General First Aid Objectives

First aid is emergency care given to an ill or injured person usually in a prehospital setting before professional medical treatment is available. This section provides information about some of the major objectives of first aid care.

Patient Care/Decision-Making Models

A decision-making model is a tool or technique that can be used to help rescuers make a decision in a first aid emergency. Essentially, a decision-making model is principle or set of principles that, when applied, lead the rescuer to make the appropriate decision. Such principles include:

  • Do no harm - When a rescuer intervenes to help a patient, he or she must not cause any additional pain or injury.
  • Act in good faith - The rescuer’s motive to help the patient must be a sincere one, and he or she must act ethically and honorably at all times and in all ways.
  • Act in the patient’s best interest - The rescuer’s actions must be competent and caring, and they must clearly contribute to the well-being of the patient and be respectful of the patient’s wishes.
  • Act within the appropriate scope of practice – When deciding how to care for a patient, the rescuer must follow the appropriate established scope of practice, which include best practices, standards of care, and treatment limitations.

Rescuers have an ethical obligation to carry out their duties in a professional manner using these and similar decision-making models.

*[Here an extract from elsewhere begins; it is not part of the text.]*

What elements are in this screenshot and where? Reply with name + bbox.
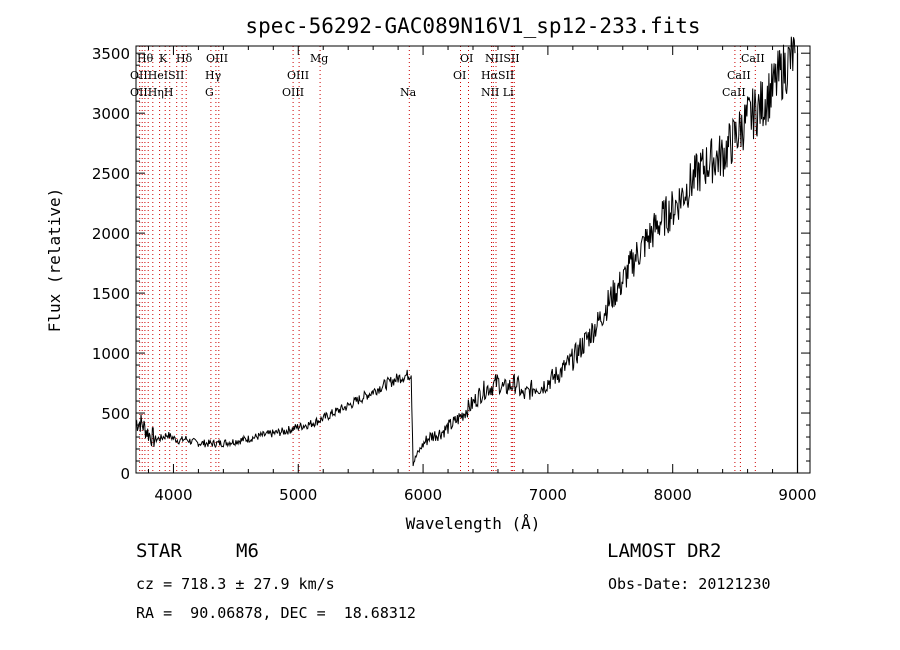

General First Aid Approach

The page on Assessment of the scene and patient provides a technical guideline for checking and caring for the patient. The mnemonic word PELVIS can be used to apply a set of objectives to any first aid situation. PELVIS means:

  • Personal protective equipment (PPE) – Always apply appropriate PPE before beginning assessment and care.
  • EMS call – Determine as early as possible if EMS personnel should be called.
  • Life-threatening conditions – Take care of any life-threatening conditions first (i.e., level of consciousness, airway, breathing, and circulation issues, including several bleeding, severe shock, poisoning, etc.).
  • Vital signs – Monitor vital signs to determine if a life-threatening condition develops.
  • Injury/illness – Care for any specific injuries or illnesses you find during assessment.
  • Shock – Always care for shock by:
    • Maintaining an open airway and administering oxygen, if available
    • Keeping the patient still and comfortable
    • Caring for illness or injury (e.g., stopping any pain or bleeding, etc.)
    • Maintaining normal body temperature
    • Reassuring the patient

Special Situations

The following situations may present themselves at the emergency scene.

  • Medical identification

    Medic Alert bracelet

  • Obvious signs of death - Although a physician must ultimately declare a patient dead, there are conditions in which death is obvious and resuscitation should not be attempted. These include:
    • Decapitation
    • Rigor mortis
    • Decomposition
    • Dependent lividity (discoloration due to the pooling of blood)
    • Incineration of the entire body
    • Removal/destruction of vital organs
  • Evidence preservation - If the emergency is connected to a crime, the scene must be preserved (see Sample Protocol) as much as possible so evidence at the scene is not destroyed. To do this:
    • Remember that emergency care is the highest priority.
    • Make sure the EMS caller indicates a crime may have been committed.
    • Do not disturb any item at the scene unless emergency care requires it. Keep bystanders away from the area.
    • Observe and document anything unusual at the scene.
    • Do not cut through bullet holes or knife piercings in clothing.
    • Work closely with law enforcement authorities.
  • Special reporting requirements- Mandated reporting refers to the practice of reporting injuries that may have been caused by battery, abuse, rape, or other forms of violence. The requirements for mandated reporting vary from state to state and should be defined for professional rescuers by local protocols.